設計原則として、ERC-Sは当初から以下の「4つの柱」を満たすよう構築されています。

  • 非証券性:トークンは証券に該当しないよう設計されており、KYCなしでオンチェーンや取引所上で自由に取引可能です。

  • ビジネスモデル非依存:スタートアップがこのトークンを導入してもブロックチェーン企業へのピボットは不要で、既存の事業モデルやキャップテーブルに大きな変更を加えず利用できます。

  • 従来投資との両立:従来型のベンチャー投資やM&Aとも衝突しないよう設計されています。具体的には、ERC-Sトークンを発行していても引き続きVCから資金調達できますし、企業売却・IPOの際にも買収側が暗号資産に直接関与する必要がなく、シニア債権や既存株主の権利関係にも影響を与えません。

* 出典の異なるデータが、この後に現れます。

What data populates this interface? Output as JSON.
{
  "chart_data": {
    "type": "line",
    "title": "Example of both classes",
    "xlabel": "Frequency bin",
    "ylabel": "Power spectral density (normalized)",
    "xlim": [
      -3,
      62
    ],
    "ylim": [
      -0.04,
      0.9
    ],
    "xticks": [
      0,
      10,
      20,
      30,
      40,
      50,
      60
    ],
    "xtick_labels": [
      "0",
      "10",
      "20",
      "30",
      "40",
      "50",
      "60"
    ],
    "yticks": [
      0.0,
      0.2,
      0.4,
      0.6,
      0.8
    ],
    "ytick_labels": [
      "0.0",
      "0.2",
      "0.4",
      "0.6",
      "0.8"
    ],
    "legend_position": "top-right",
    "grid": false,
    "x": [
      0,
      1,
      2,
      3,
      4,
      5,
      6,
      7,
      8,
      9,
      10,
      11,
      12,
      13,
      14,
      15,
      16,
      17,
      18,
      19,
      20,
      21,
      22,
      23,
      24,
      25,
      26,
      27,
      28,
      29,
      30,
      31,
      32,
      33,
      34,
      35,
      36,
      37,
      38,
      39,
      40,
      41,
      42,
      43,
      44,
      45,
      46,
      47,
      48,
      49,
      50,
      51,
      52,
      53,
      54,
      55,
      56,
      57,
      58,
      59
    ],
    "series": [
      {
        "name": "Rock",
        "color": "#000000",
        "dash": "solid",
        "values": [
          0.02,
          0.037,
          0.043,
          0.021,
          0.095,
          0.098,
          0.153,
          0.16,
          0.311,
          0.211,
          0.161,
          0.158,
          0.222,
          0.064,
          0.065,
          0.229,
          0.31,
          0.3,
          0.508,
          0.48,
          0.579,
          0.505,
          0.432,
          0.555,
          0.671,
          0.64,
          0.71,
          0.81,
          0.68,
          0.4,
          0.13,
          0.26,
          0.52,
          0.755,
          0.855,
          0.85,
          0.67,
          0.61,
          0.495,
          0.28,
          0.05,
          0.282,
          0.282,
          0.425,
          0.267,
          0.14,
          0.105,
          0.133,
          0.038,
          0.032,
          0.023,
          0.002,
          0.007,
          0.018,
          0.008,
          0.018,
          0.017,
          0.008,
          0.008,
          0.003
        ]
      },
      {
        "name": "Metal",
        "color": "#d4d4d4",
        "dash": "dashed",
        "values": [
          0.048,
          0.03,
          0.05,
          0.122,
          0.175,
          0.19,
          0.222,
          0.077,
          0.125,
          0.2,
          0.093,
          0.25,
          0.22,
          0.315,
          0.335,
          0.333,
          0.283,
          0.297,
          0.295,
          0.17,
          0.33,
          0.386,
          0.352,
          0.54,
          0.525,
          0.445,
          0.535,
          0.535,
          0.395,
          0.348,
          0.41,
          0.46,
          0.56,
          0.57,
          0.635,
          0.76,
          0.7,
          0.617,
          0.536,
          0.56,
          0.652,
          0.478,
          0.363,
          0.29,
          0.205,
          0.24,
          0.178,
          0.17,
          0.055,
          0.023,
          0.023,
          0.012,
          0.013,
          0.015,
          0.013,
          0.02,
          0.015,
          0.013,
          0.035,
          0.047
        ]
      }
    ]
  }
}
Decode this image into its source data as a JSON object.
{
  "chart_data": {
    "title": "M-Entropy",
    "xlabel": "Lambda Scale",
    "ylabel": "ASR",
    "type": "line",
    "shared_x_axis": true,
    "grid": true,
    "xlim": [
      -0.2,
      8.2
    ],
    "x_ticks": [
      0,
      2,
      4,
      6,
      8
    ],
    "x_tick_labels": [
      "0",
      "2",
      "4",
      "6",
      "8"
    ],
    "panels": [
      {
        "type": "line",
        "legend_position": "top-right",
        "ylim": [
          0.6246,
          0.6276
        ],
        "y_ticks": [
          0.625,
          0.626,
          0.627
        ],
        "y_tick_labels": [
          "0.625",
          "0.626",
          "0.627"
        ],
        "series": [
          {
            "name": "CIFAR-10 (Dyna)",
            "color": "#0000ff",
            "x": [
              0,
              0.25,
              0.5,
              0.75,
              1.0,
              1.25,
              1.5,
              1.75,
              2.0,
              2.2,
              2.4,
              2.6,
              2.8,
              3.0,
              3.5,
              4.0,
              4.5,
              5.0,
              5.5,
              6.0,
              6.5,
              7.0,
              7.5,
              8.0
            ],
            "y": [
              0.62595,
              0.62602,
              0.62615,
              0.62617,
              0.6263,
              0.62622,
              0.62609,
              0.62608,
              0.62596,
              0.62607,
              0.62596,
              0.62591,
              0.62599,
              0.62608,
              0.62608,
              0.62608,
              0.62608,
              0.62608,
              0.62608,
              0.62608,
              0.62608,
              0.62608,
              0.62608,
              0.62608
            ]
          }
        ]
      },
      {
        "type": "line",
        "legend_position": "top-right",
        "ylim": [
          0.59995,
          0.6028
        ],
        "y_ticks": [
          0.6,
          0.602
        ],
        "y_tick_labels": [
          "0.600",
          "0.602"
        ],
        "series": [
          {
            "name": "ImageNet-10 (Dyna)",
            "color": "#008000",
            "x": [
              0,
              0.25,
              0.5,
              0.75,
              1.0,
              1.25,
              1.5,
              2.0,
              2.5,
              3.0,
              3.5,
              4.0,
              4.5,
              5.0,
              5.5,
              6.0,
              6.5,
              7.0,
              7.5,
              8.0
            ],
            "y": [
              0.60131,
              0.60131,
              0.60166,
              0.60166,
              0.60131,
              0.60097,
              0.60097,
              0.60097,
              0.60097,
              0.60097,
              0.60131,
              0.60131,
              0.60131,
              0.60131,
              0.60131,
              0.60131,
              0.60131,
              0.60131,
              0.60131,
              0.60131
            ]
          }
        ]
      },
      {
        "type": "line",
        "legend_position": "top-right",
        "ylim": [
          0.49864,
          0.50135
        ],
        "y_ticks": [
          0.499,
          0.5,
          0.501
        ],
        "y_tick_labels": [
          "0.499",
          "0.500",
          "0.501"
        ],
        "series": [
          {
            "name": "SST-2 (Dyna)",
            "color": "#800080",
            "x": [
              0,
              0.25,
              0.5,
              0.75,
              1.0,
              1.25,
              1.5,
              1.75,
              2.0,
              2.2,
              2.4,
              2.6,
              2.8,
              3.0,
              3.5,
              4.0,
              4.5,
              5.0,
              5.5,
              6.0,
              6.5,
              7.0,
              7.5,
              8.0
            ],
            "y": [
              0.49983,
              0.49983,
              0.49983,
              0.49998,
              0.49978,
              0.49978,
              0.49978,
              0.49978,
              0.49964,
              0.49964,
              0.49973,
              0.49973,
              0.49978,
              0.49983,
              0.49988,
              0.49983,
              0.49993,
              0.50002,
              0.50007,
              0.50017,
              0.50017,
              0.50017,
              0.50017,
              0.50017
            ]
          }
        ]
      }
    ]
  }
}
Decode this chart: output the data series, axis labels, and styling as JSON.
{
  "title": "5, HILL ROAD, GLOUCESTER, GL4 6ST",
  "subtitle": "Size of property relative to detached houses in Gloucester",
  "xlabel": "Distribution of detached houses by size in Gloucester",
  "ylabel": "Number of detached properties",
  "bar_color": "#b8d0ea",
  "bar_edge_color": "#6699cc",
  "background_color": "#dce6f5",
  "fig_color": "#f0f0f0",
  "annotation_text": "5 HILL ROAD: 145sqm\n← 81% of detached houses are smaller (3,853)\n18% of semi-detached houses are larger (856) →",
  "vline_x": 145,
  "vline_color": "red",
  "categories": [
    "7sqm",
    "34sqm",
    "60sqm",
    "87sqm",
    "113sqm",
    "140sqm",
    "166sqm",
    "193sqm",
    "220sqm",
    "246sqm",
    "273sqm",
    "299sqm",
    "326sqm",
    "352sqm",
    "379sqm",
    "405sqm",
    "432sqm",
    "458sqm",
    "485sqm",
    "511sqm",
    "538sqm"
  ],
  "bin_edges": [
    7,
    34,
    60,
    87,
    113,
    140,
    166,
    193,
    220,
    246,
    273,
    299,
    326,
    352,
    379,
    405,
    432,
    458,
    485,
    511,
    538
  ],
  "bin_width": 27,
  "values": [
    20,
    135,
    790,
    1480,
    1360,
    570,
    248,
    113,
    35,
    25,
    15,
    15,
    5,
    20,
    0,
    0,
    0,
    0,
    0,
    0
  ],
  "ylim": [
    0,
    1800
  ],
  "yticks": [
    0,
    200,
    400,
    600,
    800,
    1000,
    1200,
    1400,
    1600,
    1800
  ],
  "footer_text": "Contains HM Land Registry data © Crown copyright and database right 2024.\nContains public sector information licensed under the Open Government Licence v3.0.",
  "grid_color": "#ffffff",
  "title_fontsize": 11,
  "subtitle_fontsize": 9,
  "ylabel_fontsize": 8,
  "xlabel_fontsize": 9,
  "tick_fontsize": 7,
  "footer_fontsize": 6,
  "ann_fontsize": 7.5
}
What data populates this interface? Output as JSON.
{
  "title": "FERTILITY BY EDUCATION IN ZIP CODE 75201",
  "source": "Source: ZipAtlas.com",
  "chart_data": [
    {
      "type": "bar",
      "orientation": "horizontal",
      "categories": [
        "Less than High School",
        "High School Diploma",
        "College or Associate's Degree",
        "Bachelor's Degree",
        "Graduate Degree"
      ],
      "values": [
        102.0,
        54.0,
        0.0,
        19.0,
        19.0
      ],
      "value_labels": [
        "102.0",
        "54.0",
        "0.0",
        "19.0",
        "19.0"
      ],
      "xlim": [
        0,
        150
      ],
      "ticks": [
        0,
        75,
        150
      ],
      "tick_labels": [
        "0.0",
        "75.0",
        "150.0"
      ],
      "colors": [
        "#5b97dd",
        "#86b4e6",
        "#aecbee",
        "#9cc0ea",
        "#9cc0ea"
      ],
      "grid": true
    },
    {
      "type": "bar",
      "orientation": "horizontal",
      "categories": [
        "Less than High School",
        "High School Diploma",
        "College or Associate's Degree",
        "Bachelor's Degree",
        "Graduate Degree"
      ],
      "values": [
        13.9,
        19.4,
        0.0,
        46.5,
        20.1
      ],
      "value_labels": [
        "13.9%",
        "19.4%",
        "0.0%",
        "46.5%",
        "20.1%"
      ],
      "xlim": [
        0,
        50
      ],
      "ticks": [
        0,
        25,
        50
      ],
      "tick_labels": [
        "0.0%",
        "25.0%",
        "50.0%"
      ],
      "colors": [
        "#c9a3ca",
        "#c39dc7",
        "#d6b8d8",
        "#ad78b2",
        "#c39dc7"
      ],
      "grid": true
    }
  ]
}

  • トークン投資家の権利限定:トークン保有者(一般投資家)には会社の経営・議決に対する直接の支配権を与えない一方で、経済的なオーナーシップの保護(経済的価値の還元)は図ります。。これにより創業者やボードメンバーの意思決定権は守られつつ、トークン保有者も企業価値向上の恩恵を受けられるバランスを取っています。

ERC-Sトークンはイーサリアムを含む任意のブロックチェーン上で実装可能な設計であり、株式や経営権そのものを表象しない点が特徴です。

つまりERC-Sトークンは企業の株式持分・議決権・株価そのものをデジタル化したものではなく、代わりにスタートアップ企業の経済的アップサイドに対する投機手段を提供します。

技術的にはERC-20に準拠したFT形式ですが、スマートコントラクト上で特殊なルールを組み込んでおり、転送の一時停止機能や開示ルールなど複数のモジュールを含む標準になっています。

ERC-Sはトークン発行や移転の技術面だけでなく、法的な仕組みとも連動しており、企業→SPV/財団→DAO→トークン保有者というフローで任意的(裁量的)な経済的利益配分を実現します。

例えば、企業は自社の株式の一部をバックに特別目的事業体(SPV)または財団を設立し、そこからトークンの経済価値を支える仕組みを構築します。経営陣やトークン保有者によるDAO的な投票で収益分配の提案を承認し、スマートコントラクト上の配分コントラクトがトークン保有者に対し任意の報酬分配を行う、といったフローが想定されています。

この構造により、トークン保有者は株主としての法的権利(議決権や配当請求権等)を直接有しない一方、企業の成功に伴う価値上昇をトークン価格の形で享受でき、必要に応じて企業側の裁量で収益分配(配当相当)を受け取れる可能性があります。

総じてERC-Sは、ブロックチェーン上でプログラム可能な権利を実装しつつ、証券と見なされることを回避するよう設計された新種のトークン規格と言えます。

◼️米国における規制対応

ERC-Sは法規制上証券とみなされないことを最大の要件として開発されています。米国では証券該当性を判断するHoweyテストを念頭に、「投資契約」に当たらないスキームを構築しています。